‘ohne Worte’ courtesy ‘macreloaded.com’
Hey Apple! So the Old Georgetown Board hates your store designs. I have a suggestion to make your Georgetown problems go away.
Why even bother with Georgetown? The traffic is awful, there’s no parking, the sidewalks are too narrow, the shops are too pricy, Wisconsin and M Streets form one of the worst intersections for cars and pedestrians alike, the closest Metro station is all the way down at GWU, and even if the Metro were closer it’s just three or four stops to the nearest Apple Stores at Clarendon and Pentagon City.
Why put up with that just to add another dot close to two already-close-together dots on your DC-area retail map, all for a tiny store that doesn’t meet your signature design needs because the local historic architecture board hates glass storefronts?
Forget Georgetown. There’s a perfectly good, bright, shining location, aching for a new Apple Store just a few miles down the road: Union Station.
Think about it: Union Station is centrally located within Washington, but also distant enough from existing Apple Stores in Arlington or Bethesda to avoid market-saturating Apple Store clustering. It’s directly above a major station on the Red Line, and a crucial daily junction for thousands of rail commuters and travelers — many of whom would love to purchase a new iPod or MacBook or camera or other accessory for long trips and daily commutes. It’s right in the middle of several well-established and up-and-coming neighborhoods: Capitol Hill, NoMa, the H Street Corridor, NY Ave/Gallaudet/Brentwood, Penn Quarter, plus dozens of hotels in East End. Union Station is historic, iconic, grand, majestic, and positively bustling with activity. Plus, it’s within sight of the Capitol — a great PR position for Apple to extend its government presence.
And not only will Union Station tolerate an all-glass storefront, they absolutely require it! Every store in the station shopping mall has a glass storefront, to meet a minimum requirement on glass set by Union Station Venture II. No word on whether the new leaseholders at Ashkenazy Acquisitions will keep that stipulation, but hey, your neighbors will have all-glass storefronts, not bay windows and brick detailing like the row houses of Georgetown.
Surely a lease on some Union Station retail space is cheaper than an old lot under the stringent auspices of the Old Georgetown Board. Turnover on retail space at Union Station can be pretty high, so there’s always space, and I’d much rather see a new Apple Store there than a Swarovski, Art of Shaving, or Harley-Davidson shop.
What do you say, Steve Jobs? Union Station: great location, or greatest location? Who needs Georgetown? Not Apple! Go for the Station! Go!

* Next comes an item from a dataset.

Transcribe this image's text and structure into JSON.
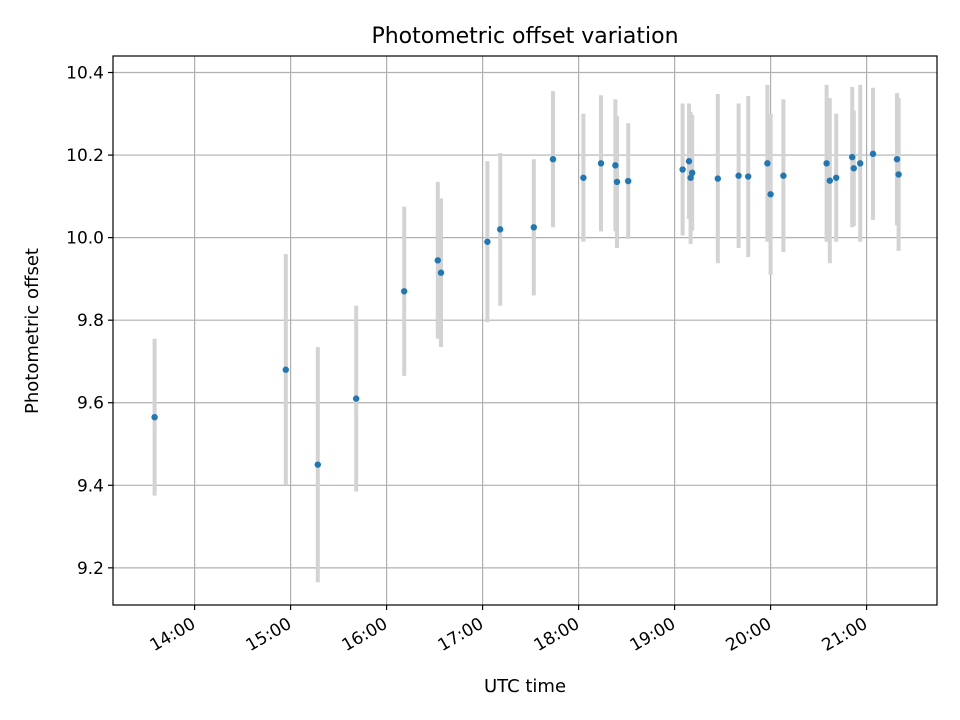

(Full disclosure: I live near Union Station and want a Genius Bar near my apartment.)
I’m sure a Union Station store would do tidy business in power adapters, headphones, and iPod/iPhone accessories in general. I don’t know how many actual computers they’d sell, though.
I hope a Dell executive reads this and puts up a Dell Store in Union Station just to spite you.
Maybe a better solution for everyone in DC–but Apple’s already paid a tidy sum ($13 mil) for the property, which could be hard to shake in a recession. Also, they’ve gone back to the OGB three times! That’s battered wife syndrome right there–My guess is they’re sticking with us, for better or for worse.
Pingback: Vox Populi » Georgetown and the once-and-future Apple Store
Too bad, Apple could have bought a whole downtown city block and made it their own.